Insulin-like growth factors: actions on the skeleton

Abstract

The discovery of the growth hormone (GH)-mediated somatic factors (somatomedins), insulin-like growth factor (IGF)-I and -II, has elicited an enormous interest primarily among endocrinologists who study growth and metabolism. The advancement of molecular endocrinology over the past four decades enables investigators to re-examine and refine the established somatomedin hypothesis. Specifically, gene deletions, transgene overexpression or more recently, cell-specific gene-ablations, have enabled investigators to study the effects of the Igf1 and Igf2 genes in temporal and spatial manners. The GH/IGF axis, acting in an endocrine and autocrine/paracrine fashion, is the major axis controlling skeletal growth. Studies in rodents have clearly shown that IGFs regulate bone length of the appendicular skeleton evidenced by changes in chondrocytes of the proliferative and hypertrophic zones of the growth plate. IGFs affect radial bone growth and regulate cortical and trabecular bone properties via their effects on osteoblast, osteocyte and osteoclast function. Interactions of the IGFs with sex steroid hormones and the parathyroid hormone demonstrate the significance and complexity of the IGF axis in the skeleton. Finally, IGFs have been implicated in skeletal aging. Decreases in serum IGFs during aging have been correlated with reductions in bone mineral density and increased fracture risk. This review highlights many of the most relevant studies in the IGF research landscape, focusing in particular on IGFs effects on the skeleton.
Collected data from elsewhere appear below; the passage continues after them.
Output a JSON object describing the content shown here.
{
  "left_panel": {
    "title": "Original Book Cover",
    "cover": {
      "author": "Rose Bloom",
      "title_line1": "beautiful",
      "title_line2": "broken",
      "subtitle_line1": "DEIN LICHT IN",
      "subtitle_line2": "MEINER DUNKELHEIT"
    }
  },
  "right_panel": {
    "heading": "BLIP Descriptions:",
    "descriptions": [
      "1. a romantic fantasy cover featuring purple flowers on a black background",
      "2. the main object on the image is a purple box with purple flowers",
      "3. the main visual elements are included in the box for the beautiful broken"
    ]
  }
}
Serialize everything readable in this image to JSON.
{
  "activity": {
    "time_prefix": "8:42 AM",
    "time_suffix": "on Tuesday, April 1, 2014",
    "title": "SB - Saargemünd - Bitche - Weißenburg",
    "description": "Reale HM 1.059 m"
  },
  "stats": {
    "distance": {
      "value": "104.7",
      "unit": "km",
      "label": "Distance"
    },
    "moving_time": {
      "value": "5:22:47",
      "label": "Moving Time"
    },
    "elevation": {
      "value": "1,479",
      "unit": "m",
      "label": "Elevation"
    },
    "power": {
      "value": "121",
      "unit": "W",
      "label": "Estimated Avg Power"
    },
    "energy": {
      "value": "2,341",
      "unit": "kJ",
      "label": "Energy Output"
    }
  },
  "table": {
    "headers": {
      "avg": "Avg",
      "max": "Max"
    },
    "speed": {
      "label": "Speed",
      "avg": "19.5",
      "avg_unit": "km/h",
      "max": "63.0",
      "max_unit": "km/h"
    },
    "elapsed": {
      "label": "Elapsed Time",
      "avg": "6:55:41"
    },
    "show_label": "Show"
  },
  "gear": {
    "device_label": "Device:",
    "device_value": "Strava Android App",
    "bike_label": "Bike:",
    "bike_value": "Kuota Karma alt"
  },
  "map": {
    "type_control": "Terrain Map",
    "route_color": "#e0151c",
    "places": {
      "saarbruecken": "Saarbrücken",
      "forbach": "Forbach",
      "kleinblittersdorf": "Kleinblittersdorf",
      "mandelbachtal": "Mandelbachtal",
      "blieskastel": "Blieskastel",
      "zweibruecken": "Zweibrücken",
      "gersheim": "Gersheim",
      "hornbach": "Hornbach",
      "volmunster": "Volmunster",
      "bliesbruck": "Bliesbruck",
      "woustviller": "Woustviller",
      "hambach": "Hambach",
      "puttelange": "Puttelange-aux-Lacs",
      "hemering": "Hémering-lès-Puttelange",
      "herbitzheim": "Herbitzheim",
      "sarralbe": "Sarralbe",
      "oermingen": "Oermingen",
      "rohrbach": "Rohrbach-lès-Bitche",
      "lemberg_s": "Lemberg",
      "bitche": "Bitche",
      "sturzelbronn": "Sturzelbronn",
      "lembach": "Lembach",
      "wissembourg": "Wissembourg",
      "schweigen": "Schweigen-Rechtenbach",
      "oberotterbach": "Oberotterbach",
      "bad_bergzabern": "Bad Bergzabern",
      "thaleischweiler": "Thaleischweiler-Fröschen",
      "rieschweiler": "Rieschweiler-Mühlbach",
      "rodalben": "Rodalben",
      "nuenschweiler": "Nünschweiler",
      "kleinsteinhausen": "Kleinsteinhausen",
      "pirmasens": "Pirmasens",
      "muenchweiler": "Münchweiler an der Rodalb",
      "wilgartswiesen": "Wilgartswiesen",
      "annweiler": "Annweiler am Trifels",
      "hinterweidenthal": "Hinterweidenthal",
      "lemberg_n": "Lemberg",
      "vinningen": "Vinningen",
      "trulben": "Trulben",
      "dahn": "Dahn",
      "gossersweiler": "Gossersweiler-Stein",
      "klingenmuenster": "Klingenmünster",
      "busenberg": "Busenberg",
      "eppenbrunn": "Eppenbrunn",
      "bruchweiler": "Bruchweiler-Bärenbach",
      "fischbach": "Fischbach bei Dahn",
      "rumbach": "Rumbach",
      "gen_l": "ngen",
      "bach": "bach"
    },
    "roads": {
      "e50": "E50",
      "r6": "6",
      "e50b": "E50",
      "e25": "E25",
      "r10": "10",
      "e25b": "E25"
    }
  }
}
Keywords: chondrocyte; insulin-like; osteoblast; osteoclast; osteocyte.

Figure 1. The somatotropic axis

Hypothalamic GHRH and somatostatin as well as intestine-secreted ghrelin regulate pituitary secretion of GH. Once released to circulation, GH stimulates liver production of IGFs and a few of the IGFBPs. In the vasculature IGFs are found in binary and ternary complexes, which increase their half-lives. Serum and tissue proteases act upon the IGFBPs to liberate IGFs and increase their bioavailability. Target cells expressing the IGF-IR, IR, or hybrid receptors bind the IGFs and initiate phosphorylation cascades to enhance cellular proliferation, differentiation and function. GHR is found on almost all cells. Upon binding to its receptor GH initiates signaling cascades to promote cellular function that may be IGF-dependent or independent.

Figure 2. Bone cell-specific effects of IGFs

IGFs regulate the mesenchymal and hematopoietic osteoprogenitor pools and participate in lineage commitment. In the growth plate IGFs promote clonal expansion of chondrocytes at the proliferation zone, and cellular maturation of pre-hypertrophic chondrocytes. During bone modeling and remodeling IGFs enhance osteoblastogenesis and promote matrix deposition and mineralization. Once embedded in the matrix, osteoblasts undergo terminal differentiation to osteocytes that play important roles in keeping the bone matrix integrity. Osteocytes are the bone mechano-sensors that mediate their response to loads partially via secretion of IGFs. The roles of IGFs in osteoclastogenesis are yet to be defined. IGFs can stimulate fusion of osteoclast progenitors and enhance osteoclasts resorption activity.